東京グローブ座HP : http://www.tglobe.net/
子供のためのシェイクスピアカンパニー:http://homepage1.nifty.com/j-ishikawa/c-ro.html
(子供のための・・・のURLは2004年に付け加えました)
2001年07月14日
サードステージ・Showcase『ペーパーマリッジ』紀伊国屋ホール07/12-18
Showcaseシリーズ3作目ということで、中谷まゆみさんの脚本を楽しみに劇場へと向かいました。「パ・ド・ドゥ」も「ビューティフル・サンデイ」もとても良かったので。
パン屋を経営する夫婦とその妻の母親と妹の4人の登場人物が繰り広げるシチュエーション・コメディ。前半まではなんだかつまんないなーと思っていたのですが、後半ガガンと盛り上がり、最後は白熱しました。

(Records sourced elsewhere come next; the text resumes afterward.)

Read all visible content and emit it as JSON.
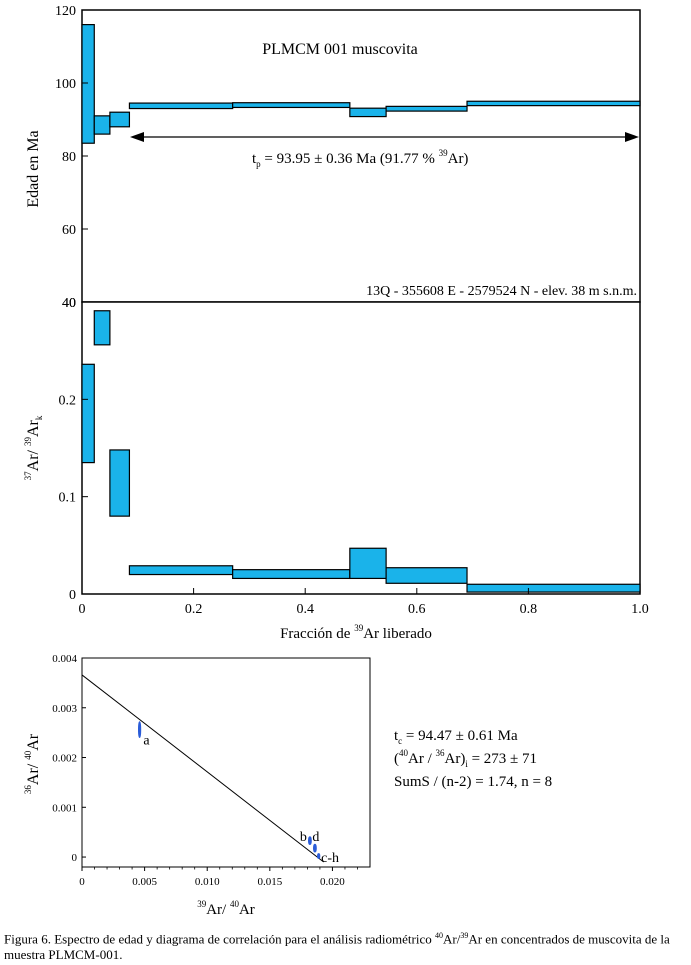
{
  "chart_data": [
    {
      "type": "step",
      "name": "age-spectrum",
      "title": "PLMCM 001 muscovita",
      "ylabel": "Edad en Ma",
      "ylim": [
        40,
        120
      ],
      "yticks": [
        40,
        60,
        80,
        100,
        120
      ],
      "xlim": [
        0,
        1
      ],
      "plateau_label": "t",
      "plateau_label_sub": "p",
      "plateau_text": " = 93.95 ± 0.36 Ma (91.77 % ",
      "plateau_text_sup": "39",
      "plateau_text_end": "Ar)",
      "plateau_range": [
        0.085,
        1.0
      ],
      "location": "13Q - 355608 E - 2579524 N - elev. 38 m s.n.m.",
      "steps": [
        {
          "x0": 0.0,
          "x1": 0.022,
          "lo": 83.5,
          "hi": 116.0
        },
        {
          "x0": 0.022,
          "x1": 0.05,
          "lo": 86.0,
          "hi": 91.0
        },
        {
          "x0": 0.05,
          "x1": 0.085,
          "lo": 88.0,
          "hi": 92.0
        },
        {
          "x0": 0.085,
          "x1": 0.27,
          "lo": 93.0,
          "hi": 94.5
        },
        {
          "x0": 0.27,
          "x1": 0.48,
          "lo": 93.3,
          "hi": 94.6
        },
        {
          "x0": 0.48,
          "x1": 0.545,
          "lo": 90.8,
          "hi": 93.1
        },
        {
          "x0": 0.545,
          "x1": 0.69,
          "lo": 92.3,
          "hi": 93.6
        },
        {
          "x0": 0.69,
          "x1": 1.0,
          "lo": 93.8,
          "hi": 95.0
        }
      ]
    },
    {
      "type": "step",
      "name": "ca-k-spectrum",
      "ylabel_sup1": "37",
      "ylabel_a": "Ar/ ",
      "ylabel_sup2": "39",
      "ylabel_b": "Ar",
      "ylabel_sub": "k",
      "ylim": [
        0,
        0.3
      ],
      "yticks": [
        0,
        0.1,
        0.2
      ],
      "ytick_labels": [
        "0",
        "0.1",
        "0.2"
      ],
      "ytop_label": "40",
      "xlim": [
        0,
        1
      ],
      "xticks": [
        0,
        0.2,
        0.4,
        0.6,
        0.8,
        1.0
      ],
      "xtick_labels": [
        "0",
        "0.2",
        "0.4",
        "0.6",
        "0.8",
        "1.0"
      ],
      "xlabel_a": "Fracción de ",
      "xlabel_sup": "39",
      "xlabel_b": "Ar liberado",
      "steps": [
        {
          "x0": 0.0,
          "x1": 0.022,
          "lo": 0.135,
          "hi": 0.236
        },
        {
          "x0": 0.022,
          "x1": 0.05,
          "lo": 0.256,
          "hi": 0.291
        },
        {
          "x0": 0.05,
          "x1": 0.085,
          "lo": 0.08,
          "hi": 0.148
        },
        {
          "x0": 0.085,
          "x1": 0.27,
          "lo": 0.02,
          "hi": 0.029
        },
        {
          "x0": 0.27,
          "x1": 0.48,
          "lo": 0.016,
          "hi": 0.025
        },
        {
          "x0": 0.48,
          "x1": 0.545,
          "lo": 0.016,
          "hi": 0.047
        },
        {
          "x0": 0.545,
          "x1": 0.69,
          "lo": 0.011,
          "hi": 0.027
        },
        {
          "x0": 0.69,
          "x1": 1.0,
          "lo": 0.002,
          "hi": 0.01
        }
      ]
    },
    {
      "type": "scatter",
      "name": "isochron",
      "xlim": [
        0,
        0.023
      ],
      "ylim": [
        -0.0002,
        0.004
      ],
      "xticks": [
        0,
        0.005,
        0.01,
        0.015,
        0.02
      ],
      "xtick_labels": [
        "0",
        "0.005",
        "0.010",
        "0.015",
        "0.020"
      ],
      "yticks": [
        0,
        0.001,
        0.002,
        0.003,
        0.004
      ],
      "ytick_labels": [
        "0",
        "0.001",
        "0.002",
        "0.003",
        "0.004"
      ],
      "xlabel_sup1": "39",
      "xlabel_a": "Ar/ ",
      "xlabel_sup2": "40",
      "xlabel_b": "Ar",
      "ylabel_sup1": "36",
      "ylabel_a": "Ar/ ",
      "ylabel_sup2": "40",
      "ylabel_b": "Ar",
      "regression_line": {
        "x0": 0,
        "y0": 0.00366,
        "x1": 0.0193,
        "y1": -0.0001
      },
      "points": [
        {
          "label": "a",
          "x": 0.0046,
          "y": 0.00256,
          "ex": 4e-05,
          "ey": 0.00016
        },
        {
          "label": "b",
          "x": 0.0182,
          "y": 0.00033,
          "ex": 0.00012,
          "ey": 8e-05
        },
        {
          "label": "d",
          "x": 0.0186,
          "y": 0.00018,
          "ex": 0.00012,
          "ey": 8e-05
        },
        {
          "label": "c-h",
          "x": 0.0189,
          "y": 2e-05,
          "ex": 0.0001,
          "ey": 5e-05
        }
      ],
      "point_labels": [
        {
          "text": "a",
          "x": 0.0049,
          "y": 0.00236
        },
        {
          "text": "b",
          "x": 0.0174,
          "y": 0.00042
        },
        {
          "text": "d",
          "x": 0.0184,
          "y": 0.00042
        },
        {
          "text": "c-h",
          "x": 0.0191,
          "y": 0.0
        }
      ],
      "results": {
        "tc_label": "t",
        "tc_sub": "c",
        "tc_text": " = 94.47 ± 0.61 Ma",
        "ratio_open": "(",
        "ratio_sup1": "40",
        "ratio_mid": "Ar / ",
        "ratio_sup2": "36",
        "ratio_close": "Ar)",
        "ratio_sub": "i",
        "ratio_text": " = 273 ± 71",
        "sums_text": "SumS / (n-2) = 1.74, n = 8"
      }
    }
  ],
  "caption": {
    "text_a": "Figura 6. Espectro de edad y diagrama de correlación para el análisis radiométrico ",
    "sup1": "40",
    "text_b": "Ar/",
    "sup2": "39",
    "text_c": "Ar en concentrados de muscovita de la muestra PLMCM-001."
  },
  "colors": {
    "fill": "#1ab3ea",
    "point": "#2a5cd8",
    "label": "#3a7fe0",
    "line": "#000000"
  }
}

中谷さんの脚本って何でもない舞台設定から始まって、だんだんと登場人物たちの過去や秘密について言及していき、最後にはそれがぶつかり合う・・・という感じ。観客はすっかりハメられちゃいますね。残念ながら悔しながら嬉しながら。トピックはかなり過激でした。結婚、セックス、離婚、養子、少子化、出会いサイト・・・等。
木野花(きの・はな)さん、良かったです。最初はあまりにテンションの高さに引きかけましたがだんだん慣れてきて、後になっていくほど説得力のある言葉と表情、動きに呑まれてしまいました。
木野花さんの娘の2人姉妹のうちの姉の方を演じられた長野里美さん。彼女が主役だったようですが親に対してエラそうに振る舞い、説教する姿にかなり不快感を感じました。つまり説得力が無かったと思います。
おっぱい女の旗島伸子さん、妹役、ちゃーんと可愛いかった。でもちょっとありきたりの演技が多かったかも。
姉の夫役の浅野和之さん、しっかり○○に見えました!ものすごく自然に!それだけで満足です。
色々文句をいいましたが、ちゃーんと泣かされてしまいましたし、自分の人生についても考えちゃった。ま、私は大体「親」の味方をしちゃうんですけどね(笑)。